Using the Megaformer — essentially a sliding platform between two smaller stationary platforms, surrounded by a series of balance bars, foot pads and pulley systems — clients complete slow, controlled movements. Exercises target various muscle groups that may otherwise be ignored in other workouts and the process is high-intensity but low-impact, with no breaks between movements.

“With most high-intensity exercise, you get a pounding on your body,” Brown said.

Her clients instead choose to “embrace the shake” and find the slow exercises to be challenging but doable.

Created in Los Angeles the early 2000s by celebrity fitness trainer Sebastien Lagree, the exercise routine has evolved over the years. The Megaformers in Brown’s Roseville studio are the latest model, the seventh version of Lagree’s original machine.

Brown said the exercise is distinct from Pilates, though Lagree was a Pilates instructor and many clients expect a similar experience when they see the machines. Lagree’s fitness method focuses on adjusting resistance and angles of movement, based on clients’ needs and abilities.

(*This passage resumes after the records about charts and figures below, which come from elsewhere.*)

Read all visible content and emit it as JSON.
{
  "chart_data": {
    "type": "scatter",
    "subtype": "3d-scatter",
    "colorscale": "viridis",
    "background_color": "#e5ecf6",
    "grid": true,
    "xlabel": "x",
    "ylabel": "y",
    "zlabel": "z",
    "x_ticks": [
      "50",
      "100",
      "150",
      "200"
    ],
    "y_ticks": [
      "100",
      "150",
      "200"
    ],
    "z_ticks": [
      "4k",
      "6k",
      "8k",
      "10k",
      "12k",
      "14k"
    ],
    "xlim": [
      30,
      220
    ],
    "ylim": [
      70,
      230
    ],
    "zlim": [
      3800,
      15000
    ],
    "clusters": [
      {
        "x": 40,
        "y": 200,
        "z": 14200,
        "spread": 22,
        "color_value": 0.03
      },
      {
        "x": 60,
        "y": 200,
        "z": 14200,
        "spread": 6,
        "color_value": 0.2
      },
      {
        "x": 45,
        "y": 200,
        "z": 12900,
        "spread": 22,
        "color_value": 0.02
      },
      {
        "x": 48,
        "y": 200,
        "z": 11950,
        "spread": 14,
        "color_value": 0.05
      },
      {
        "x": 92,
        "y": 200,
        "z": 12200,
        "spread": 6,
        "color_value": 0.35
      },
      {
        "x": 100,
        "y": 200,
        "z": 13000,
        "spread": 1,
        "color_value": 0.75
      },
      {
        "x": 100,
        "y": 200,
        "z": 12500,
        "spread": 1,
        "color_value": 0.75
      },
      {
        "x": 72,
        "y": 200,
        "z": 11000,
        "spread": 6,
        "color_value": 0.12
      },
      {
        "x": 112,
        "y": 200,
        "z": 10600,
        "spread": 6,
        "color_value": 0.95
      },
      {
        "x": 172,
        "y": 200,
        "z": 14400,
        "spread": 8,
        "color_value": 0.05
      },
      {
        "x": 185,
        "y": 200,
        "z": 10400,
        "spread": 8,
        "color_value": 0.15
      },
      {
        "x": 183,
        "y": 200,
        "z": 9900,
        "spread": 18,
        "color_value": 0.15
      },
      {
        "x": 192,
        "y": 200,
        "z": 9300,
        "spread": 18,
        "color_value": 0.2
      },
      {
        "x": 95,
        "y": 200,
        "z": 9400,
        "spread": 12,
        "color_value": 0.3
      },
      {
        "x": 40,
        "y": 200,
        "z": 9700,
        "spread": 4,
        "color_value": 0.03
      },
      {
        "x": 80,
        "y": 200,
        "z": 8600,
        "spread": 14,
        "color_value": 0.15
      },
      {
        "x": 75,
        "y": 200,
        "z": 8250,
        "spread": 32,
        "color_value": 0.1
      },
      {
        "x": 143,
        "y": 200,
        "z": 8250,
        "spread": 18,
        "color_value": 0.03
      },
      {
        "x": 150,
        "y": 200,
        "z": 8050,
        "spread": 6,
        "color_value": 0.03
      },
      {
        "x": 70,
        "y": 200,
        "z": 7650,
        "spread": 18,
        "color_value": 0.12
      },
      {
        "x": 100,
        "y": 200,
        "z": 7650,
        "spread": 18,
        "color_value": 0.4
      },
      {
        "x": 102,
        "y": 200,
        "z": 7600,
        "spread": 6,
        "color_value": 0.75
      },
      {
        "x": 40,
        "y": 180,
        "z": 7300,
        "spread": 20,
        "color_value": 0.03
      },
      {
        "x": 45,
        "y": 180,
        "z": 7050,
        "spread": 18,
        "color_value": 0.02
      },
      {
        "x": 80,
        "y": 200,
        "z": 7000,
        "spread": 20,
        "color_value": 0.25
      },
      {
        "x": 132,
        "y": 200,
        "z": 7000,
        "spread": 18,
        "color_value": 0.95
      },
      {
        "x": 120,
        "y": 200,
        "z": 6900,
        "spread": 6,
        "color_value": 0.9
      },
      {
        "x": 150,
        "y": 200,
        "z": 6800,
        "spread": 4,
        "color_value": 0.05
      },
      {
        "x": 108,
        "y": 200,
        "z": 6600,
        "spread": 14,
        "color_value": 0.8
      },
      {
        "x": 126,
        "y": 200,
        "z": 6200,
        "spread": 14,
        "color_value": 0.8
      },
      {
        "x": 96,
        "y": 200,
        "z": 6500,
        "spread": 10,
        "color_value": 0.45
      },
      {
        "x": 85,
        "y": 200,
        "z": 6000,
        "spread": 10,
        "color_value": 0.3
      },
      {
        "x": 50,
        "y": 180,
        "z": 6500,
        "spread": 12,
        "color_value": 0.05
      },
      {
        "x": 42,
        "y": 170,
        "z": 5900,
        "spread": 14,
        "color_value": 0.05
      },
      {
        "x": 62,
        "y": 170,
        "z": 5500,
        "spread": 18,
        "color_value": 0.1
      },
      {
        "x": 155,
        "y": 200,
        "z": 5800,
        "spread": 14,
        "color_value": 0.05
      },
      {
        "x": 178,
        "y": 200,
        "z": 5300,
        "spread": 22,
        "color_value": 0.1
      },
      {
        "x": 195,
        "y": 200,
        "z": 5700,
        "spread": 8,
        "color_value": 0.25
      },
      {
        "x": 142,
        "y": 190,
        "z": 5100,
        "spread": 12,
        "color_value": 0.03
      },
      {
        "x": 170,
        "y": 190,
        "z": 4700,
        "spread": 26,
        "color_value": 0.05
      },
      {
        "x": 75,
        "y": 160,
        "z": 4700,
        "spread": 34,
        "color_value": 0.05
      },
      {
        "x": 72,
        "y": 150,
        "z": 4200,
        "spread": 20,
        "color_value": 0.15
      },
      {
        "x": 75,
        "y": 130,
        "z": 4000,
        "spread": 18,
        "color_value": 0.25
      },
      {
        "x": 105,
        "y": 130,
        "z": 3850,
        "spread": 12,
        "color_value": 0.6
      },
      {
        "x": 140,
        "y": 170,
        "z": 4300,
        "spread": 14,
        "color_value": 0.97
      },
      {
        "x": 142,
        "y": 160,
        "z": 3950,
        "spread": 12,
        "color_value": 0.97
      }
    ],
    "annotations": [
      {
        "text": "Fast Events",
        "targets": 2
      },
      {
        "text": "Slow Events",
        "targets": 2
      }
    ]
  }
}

For Brown, the flexibility of Lagree is what drew her in. Around the time the method was just getting started, the Sacramento native lived in Los Angeles and discovered the exercise through a studio in West Hollywood. Having tried Pilates, spinning, boot camps and running, this version of fitness finally got her hooked on working out.

“It was the only workout I never got bored with,” she said. “You never plateau so it’s always challenging.”

For Roseville resident Christina Sorenson, she was impressed by visible progress after four classes. Unlike Ryback, Sorenson is new to the Lagree method and started taking classes in late October when Instaphysique opened.

“I know it sounds crazy, but I swear I’m already seeing results,” Sorenson said. “I’m more toned and stronger than before.”

Sorenson also likes the small-group aspect of the Lagree classes, saying it’s difficult for her to stay motivated when working out on her own because she gets distracted. Lagree has a mind-body connection she hasn’t found in other exercise regimens.

Most of Brown’s clients are men and women in their 20s through 40s, but she has some clients over 70 years old. Pregnant women can participate with modified exercises all the way to term as well, Brown said.

Clients who should be wary of the Lagree method are those who have chronic back pain, severe medical conditions or joint problems, according to the studio’s website.

As for the Megaformer, Sorenson said she was apprehensive at her first class but learned to not be intimidated by the machine’s complicated appearance.

“The instructors are really good at telling you where you’re supposed to be and what you’re supposed to feel,” Sorenson said. “Be ready to work hard but work at your level.”